Network manager pissed me off so much that I stopped using it. I recommend just shutting it off. All it seems to do is run the bash commands for you. Might as well just run them yourself.

Same with burning ISO's, it's easier to just use command line tools. The most dead reliable USB ISO burner I've used is the DD command. I've used it to burn all sorts of crazy stuff that windows refused to write.
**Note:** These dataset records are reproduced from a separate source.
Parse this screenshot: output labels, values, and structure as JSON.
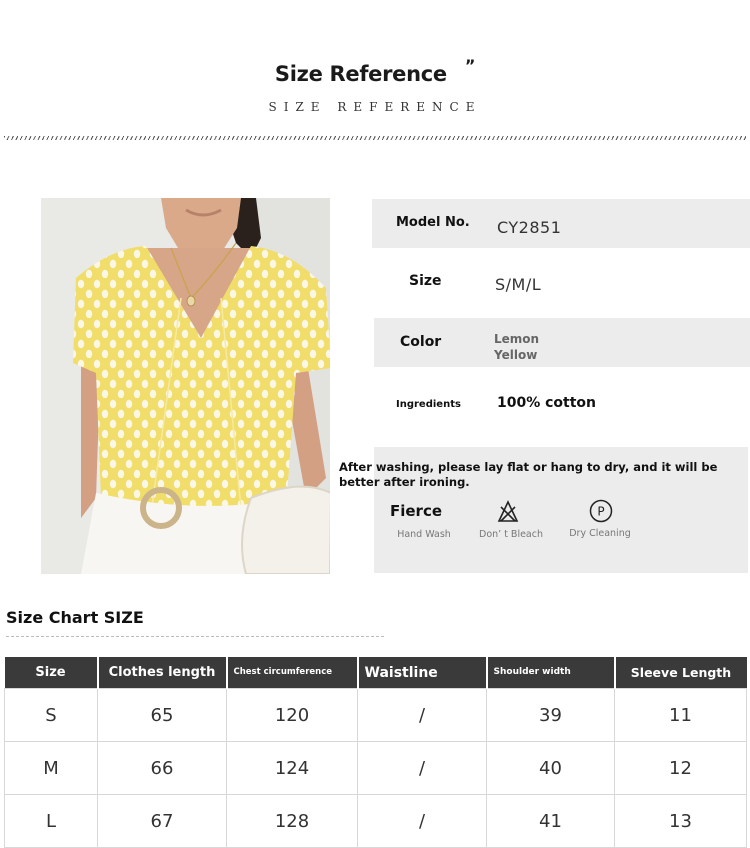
{
  "header": {
    "title": "Size Reference",
    "quote": "”",
    "subtitle": "SIZE REFERENCE"
  },
  "product": {
    "model_label": "Model No.",
    "model_value": "CY2851",
    "size_label": "Size",
    "size_value": "S/M/L",
    "color_label": "Color",
    "color_value_line1": "Lemon",
    "color_value_line2": "Yellow",
    "ingredients_label": "Ingredients",
    "ingredients_value": "100% cotton",
    "care_note": "After washing, please lay flat or hang to dry, and it will be better after ironing.",
    "care_label": "Fierce",
    "care_items": [
      "Hand Wash",
      "Don’ t Bleach",
      "Dry Cleaning"
    ]
  },
  "size_chart": {
    "title": "Size Chart SIZE",
    "headers": [
      "Size",
      "Clothes length",
      "Chest circumference",
      "Waistline",
      "Shoulder width",
      "Sleeve Length"
    ],
    "rows": [
      [
        "S",
        "65",
        "120",
        "/",
        "39",
        "11"
      ],
      [
        "M",
        "66",
        "124",
        "/",
        "40",
        "12"
      ],
      [
        "L",
        "67",
        "128",
        "/",
        "41",
        "13"
      ]
    ]
  },
  "colors": {
    "header_bg": "#3a3a3a",
    "panel_bg": "#ececec",
    "blouse": "#f3e27a"
  }
}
I haven't found the command-line-fu yet(and haven't spent much time looking) to scan, save, and auto-connect to various wifi networks, and to handle my Verizon LTE 4g card. I did hunt down the scan command once but I didn't use it enough to remember what it was. something to do with ilwifi iirc.
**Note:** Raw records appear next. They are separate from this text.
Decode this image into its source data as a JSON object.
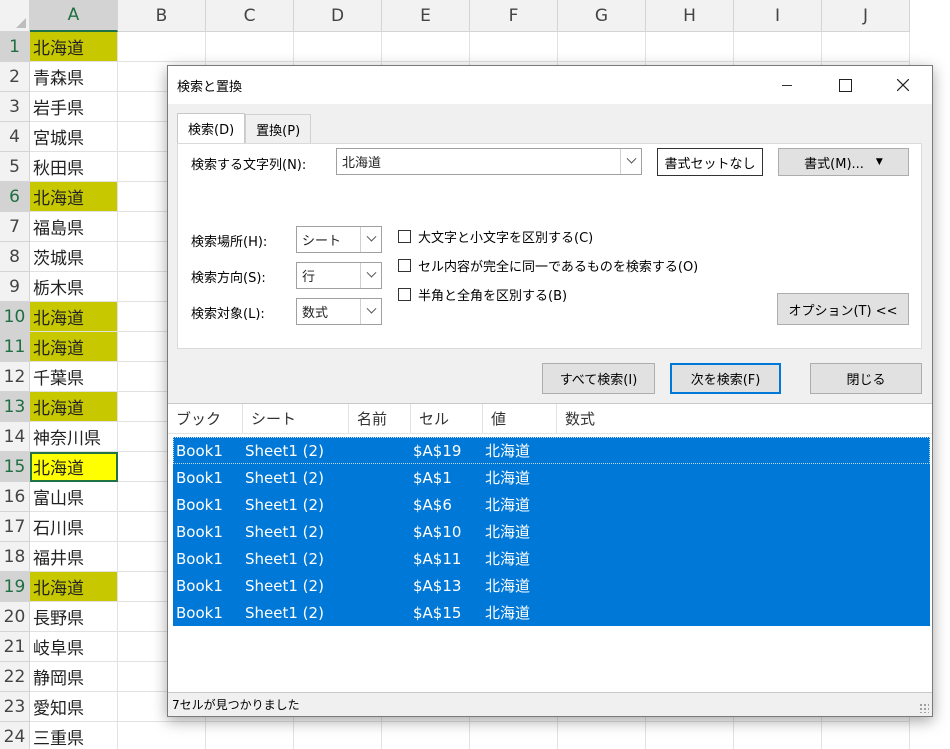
{
  "spreadsheet": {
    "columns": [
      "A",
      "B",
      "C",
      "D",
      "E",
      "F",
      "G",
      "H",
      "I",
      "J"
    ],
    "active_column": "A",
    "rows": [
      {
        "num": "1",
        "value": "北海道",
        "highlight": true,
        "active": false
      },
      {
        "num": "2",
        "value": "青森県",
        "highlight": false,
        "active": false
      },
      {
        "num": "3",
        "value": "岩手県",
        "highlight": false,
        "active": false
      },
      {
        "num": "4",
        "value": "宮城県",
        "highlight": false,
        "active": false
      },
      {
        "num": "5",
        "value": "秋田県",
        "highlight": false,
        "active": false
      },
      {
        "num": "6",
        "value": "北海道",
        "highlight": true,
        "active": false
      },
      {
        "num": "7",
        "value": "福島県",
        "highlight": false,
        "active": false
      },
      {
        "num": "8",
        "value": "茨城県",
        "highlight": false,
        "active": false
      },
      {
        "num": "9",
        "value": "栃木県",
        "highlight": false,
        "active": false
      },
      {
        "num": "10",
        "value": "北海道",
        "highlight": true,
        "active": false
      },
      {
        "num": "11",
        "value": "北海道",
        "highlight": true,
        "active": false
      },
      {
        "num": "12",
        "value": "千葉県",
        "highlight": false,
        "active": false
      },
      {
        "num": "13",
        "value": "北海道",
        "highlight": true,
        "active": false
      },
      {
        "num": "14",
        "value": "神奈川県",
        "highlight": false,
        "active": false
      },
      {
        "num": "15",
        "value": "北海道",
        "highlight": true,
        "active": true
      },
      {
        "num": "16",
        "value": "富山県",
        "highlight": false,
        "active": false
      },
      {
        "num": "17",
        "value": "石川県",
        "highlight": false,
        "active": false
      },
      {
        "num": "18",
        "value": "福井県",
        "highlight": false,
        "active": false
      },
      {
        "num": "19",
        "value": "北海道",
        "highlight": true,
        "active": false
      },
      {
        "num": "20",
        "value": "長野県",
        "highlight": false,
        "active": false
      },
      {
        "num": "21",
        "value": "岐阜県",
        "highlight": false,
        "active": false
      },
      {
        "num": "22",
        "value": "静岡県",
        "highlight": false,
        "active": false
      },
      {
        "num": "23",
        "value": "愛知県",
        "highlight": false,
        "active": false
      },
      {
        "num": "24",
        "value": "三重県",
        "highlight": false,
        "active": false
      }
    ],
    "colors": {
      "highlight": "#c8c800",
      "active_fill": "#ffff00",
      "accent": "#217346"
    }
  },
  "dialog": {
    "title": "検索と置換",
    "tabs": [
      {
        "label": "検索(D)"
      },
      {
        "label": "置換(P)"
      }
    ],
    "find_label": "検索する文字列(N):",
    "find_value": "北海道",
    "format_status": "書式セットなし",
    "format_button": "書式(M)...",
    "within_label": "検索場所(H):",
    "within_value": "シート",
    "search_label": "検索方向(S):",
    "search_value": "行",
    "lookin_label": "検索対象(L):",
    "lookin_value": "数式",
    "options": [
      {
        "label": "大文字と小文字を区別する(C)",
        "checked": false
      },
      {
        "label": "セル内容が完全に同一であるものを検索する(O)",
        "checked": false
      },
      {
        "label": "半角と全角を区別する(B)",
        "checked": false
      }
    ],
    "options_button": "オプション(T) <<",
    "find_all_button": "すべて検索(I)",
    "find_next_button": "次を検索(F)",
    "close_button": "閉じる",
    "results": {
      "headers": [
        "ブック",
        "シート",
        "名前",
        "セル",
        "値",
        "数式"
      ],
      "rows": [
        {
          "book": "Book1",
          "sheet": "Sheet1 (2)",
          "name": "",
          "cell": "$A$19",
          "value": "北海道",
          "formula": ""
        },
        {
          "book": "Book1",
          "sheet": "Sheet1 (2)",
          "name": "",
          "cell": "$A$1",
          "value": "北海道",
          "formula": ""
        },
        {
          "book": "Book1",
          "sheet": "Sheet1 (2)",
          "name": "",
          "cell": "$A$6",
          "value": "北海道",
          "formula": ""
        },
        {
          "book": "Book1",
          "sheet": "Sheet1 (2)",
          "name": "",
          "cell": "$A$10",
          "value": "北海道",
          "formula": ""
        },
        {
          "book": "Book1",
          "sheet": "Sheet1 (2)",
          "name": "",
          "cell": "$A$11",
          "value": "北海道",
          "formula": ""
        },
        {
          "book": "Book1",
          "sheet": "Sheet1 (2)",
          "name": "",
          "cell": "$A$13",
          "value": "北海道",
          "formula": ""
        },
        {
          "book": "Book1",
          "sheet": "Sheet1 (2)",
          "name": "",
          "cell": "$A$15",
          "value": "北海道",
          "formula": ""
        }
      ],
      "selection_color": "#0078d7"
    },
    "status": "7セルが見つかりました",
    "window_controls": {
      "minimize": "minimize-icon",
      "maximize": "maximize-icon",
      "close": "close-icon"
    }
  }
}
Haven't tried DD as an ISO to CD burner...will give it a shot.


You can only DD a bootable ISO to USB if it's been created as a hybrid ISO image. The syslinux package includes an isohybrid[1] command to convert existing non-compliant ISOs to hybrid ISOs that can boot via USB.

---

[1] https://help.ubuntu.com/community/mkusb/isohybrid


DD is good for USB but I wouldn't use on optical disks because it doesn't support burnfree aka if the buffer empties it will toast the disl


I won't address everything, just a few tips:

1) sounds definitely like a permission problem. Is your user member of the dialout group? If not, add it there, re-login and try again. You should not be forced to use the root user.
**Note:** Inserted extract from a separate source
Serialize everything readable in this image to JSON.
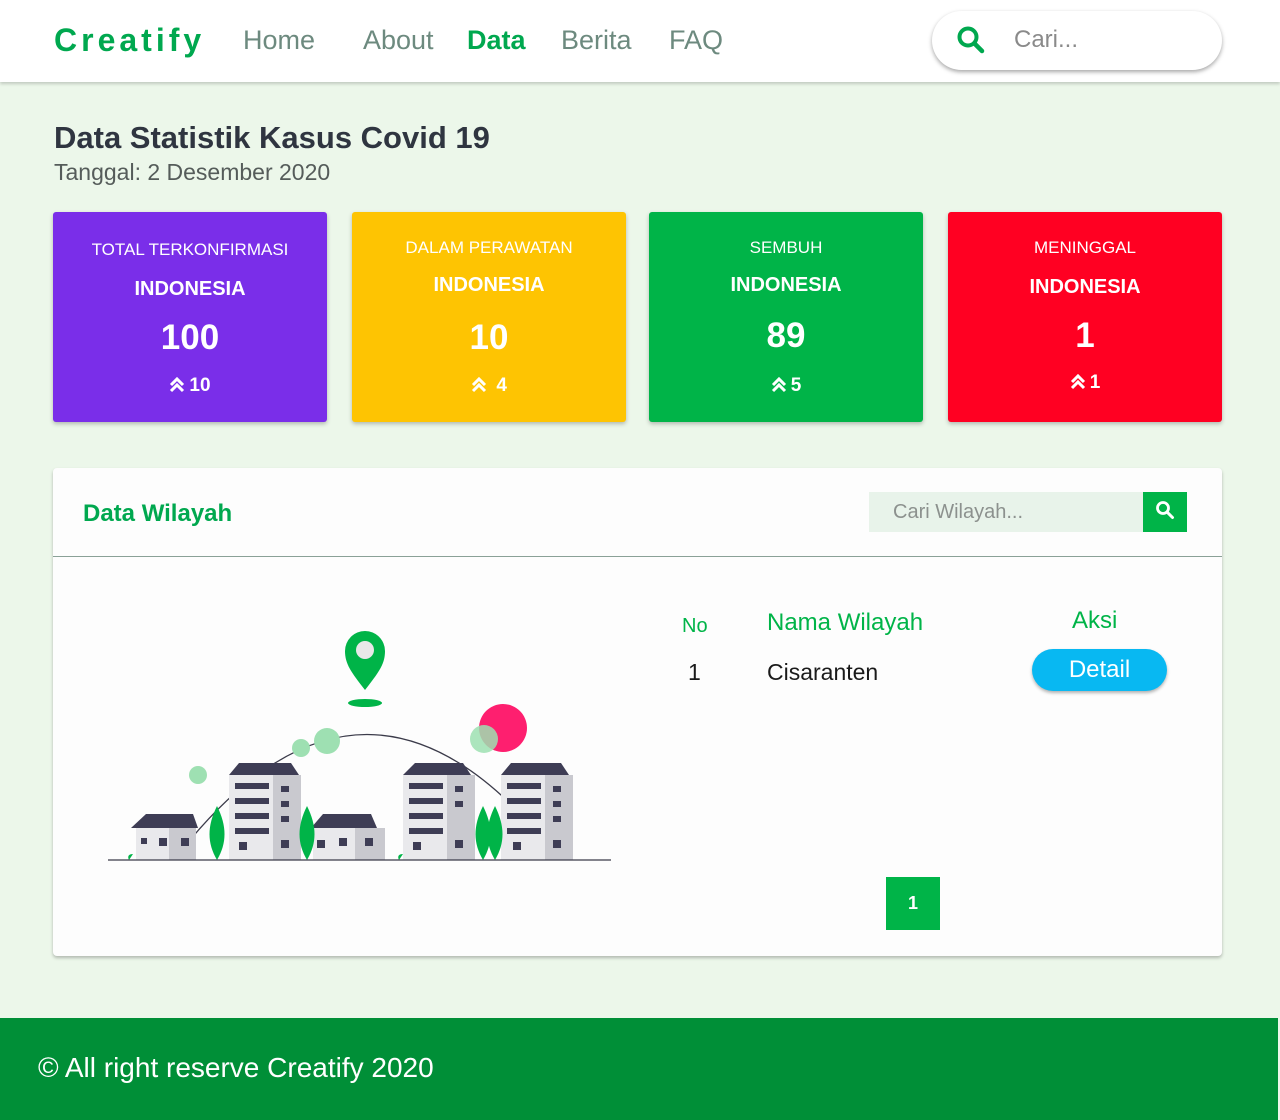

2) Exchange is a problem. There are several solutions, none of them is all that great: a) use Evolution, b) use Thunderbird with the proprietary plugin, c) use a proxy like davmail (davmail.sf.net).

3) There is Earth Pro for Linux too, it just isn't advertised. After installing the regular Earth, it will install also a repo for updates. Check what else is there in the repo - in the .rpm repo, there is the pro version. It has some bugs though - every time I try to use GPS tracing, it crashes.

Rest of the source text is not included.